И владил массивную запонку в белый манжет.
Из открывшейся двери он видел: с угла, где стоял перламутром белевший рояль, поднялась с табуретика небольшого росточку Лизаша, в коричневом платьице, перевязанном фартучком; очень блажными глазами, стрелявшими сверком, вонзилась в отца; и старалась его улелеять глазами; но тут побежал быстрый шаг, утомительно сопровождаясь пришлепкою, точно пощечиной звонкого эхо.
Лизаша Мандро, сделав книксен, стояла растерянно, — с ротиком, так удивленно открытым.
И мимо нее Соломон Самуилович Кавалевер промчался по длинному залу, в котором обой вовсе не было.

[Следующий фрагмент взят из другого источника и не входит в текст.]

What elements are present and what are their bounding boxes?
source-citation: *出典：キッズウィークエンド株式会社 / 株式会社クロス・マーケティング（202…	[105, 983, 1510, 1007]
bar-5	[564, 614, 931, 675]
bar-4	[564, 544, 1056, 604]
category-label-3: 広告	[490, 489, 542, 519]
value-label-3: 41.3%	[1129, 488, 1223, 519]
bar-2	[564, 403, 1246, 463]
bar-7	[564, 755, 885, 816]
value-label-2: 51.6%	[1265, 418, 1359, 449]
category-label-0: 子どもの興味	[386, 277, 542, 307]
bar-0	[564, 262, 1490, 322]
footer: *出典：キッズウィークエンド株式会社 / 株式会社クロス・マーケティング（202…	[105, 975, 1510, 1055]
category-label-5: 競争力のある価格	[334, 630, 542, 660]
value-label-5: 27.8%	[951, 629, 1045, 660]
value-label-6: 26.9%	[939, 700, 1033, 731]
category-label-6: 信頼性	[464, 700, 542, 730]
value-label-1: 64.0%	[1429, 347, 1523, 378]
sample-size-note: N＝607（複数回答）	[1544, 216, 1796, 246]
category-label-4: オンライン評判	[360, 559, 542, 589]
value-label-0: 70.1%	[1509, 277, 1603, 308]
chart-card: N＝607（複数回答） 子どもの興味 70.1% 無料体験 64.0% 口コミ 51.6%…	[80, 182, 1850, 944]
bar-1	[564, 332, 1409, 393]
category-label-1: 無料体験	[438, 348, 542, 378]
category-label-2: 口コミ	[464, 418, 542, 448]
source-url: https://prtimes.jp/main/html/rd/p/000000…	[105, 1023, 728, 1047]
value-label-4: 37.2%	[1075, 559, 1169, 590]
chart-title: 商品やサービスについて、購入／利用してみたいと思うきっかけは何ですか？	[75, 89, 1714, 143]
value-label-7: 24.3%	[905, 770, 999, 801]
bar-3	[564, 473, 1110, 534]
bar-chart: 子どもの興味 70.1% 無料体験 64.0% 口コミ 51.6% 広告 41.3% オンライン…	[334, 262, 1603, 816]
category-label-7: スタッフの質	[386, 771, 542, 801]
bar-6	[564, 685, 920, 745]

Вместо обой — облицовка стены бледнопалевым камнем, разблещенным в отблески; и между ним — яснобелый жерельчатый, еле намеченный барельеф из стены выступавших, колонных надставок; кариатиды, восставшие с них, были рядом гирляндой увенчанных старцев; они опускали себе на затылки подъятыми дланями выщерблины архитрава.
Согнулися там толстогубые старцы, разлив рококо завитков бороды; те двенадцать изогнутых, влепленных станов, врастающих в стену (направо — шесть станов, налево — шесть станов), подняли двенадцать голов и вперялися дырами странно прищурых зрачков в посетителей.
Окна — с зеркальными стеклами: крылись подборами палевых штор с паутиною кружев, опущенных до полу.
И опускалась огромная, нервная люстра, дрожа хрусталем, как крылом коромысла, из странных, лепных потолочных фестонов, где шесть надувающих щеки амуров составили круг.
Золоченая рама картины Жорданса безвкусила зал: под картиной стояло два столика с бледносиневшими досками из адуляра (из лунного камня); вдоль стен расставлялися белые стулья с жерельчатым верхом.
Вступление в зал создавало иллюзию: грохнешься ты на паркет, точно зеркало, все отражавшее; звуки шагов удвоялись, сопровождаясь пришлепкою, точно пощечиной звонкого эхо.
В гостиную быстро прошел Соломон Самуилович Кавалевер, и быстро заметил скос глаз, улетевших сейчас же в холодное зеркало, каждую волосиночку фабреной бакенбарды, орлиный, стервятничий нос.
Фон-Мандро с сильным выдергом вниз стиснул руку его.
— Соломон Самуилович.
А сочно-алые губы казались, что смазаны чем-то.
— Ну, как с гипотекою?
— Нет, не забыл.
И пошли они сыпаться фразой. Мандро, из губы своей сделав вороночку, с мягко округлым движеньем руки свои пальцы (большой с указательным) соединил на губах с таким видом, как будто снимал он какую-то пленочку с губ.
— Ну, скажите…
Отставивши руку, он палец о палец размазывал будто (лишь в этом одном выражении он отступал от эстетики); странно: глаза умыкали морщиною бровной, в то время как клейкие красные губы приятно разъялись меж соболем черных, густых бакенбард; разговор перешел на парижские впечатления Кавалевера:
— Знаете что, — завертел пальцем он, — а ведь с акциями на сибирское масло… пора бы…
— А что?
— Да барометр Европы упал: к урагану.
— Не думаю…
— Знаю наверное я…
Кавалевер пустился доказывать мысль, что война — неизбежна.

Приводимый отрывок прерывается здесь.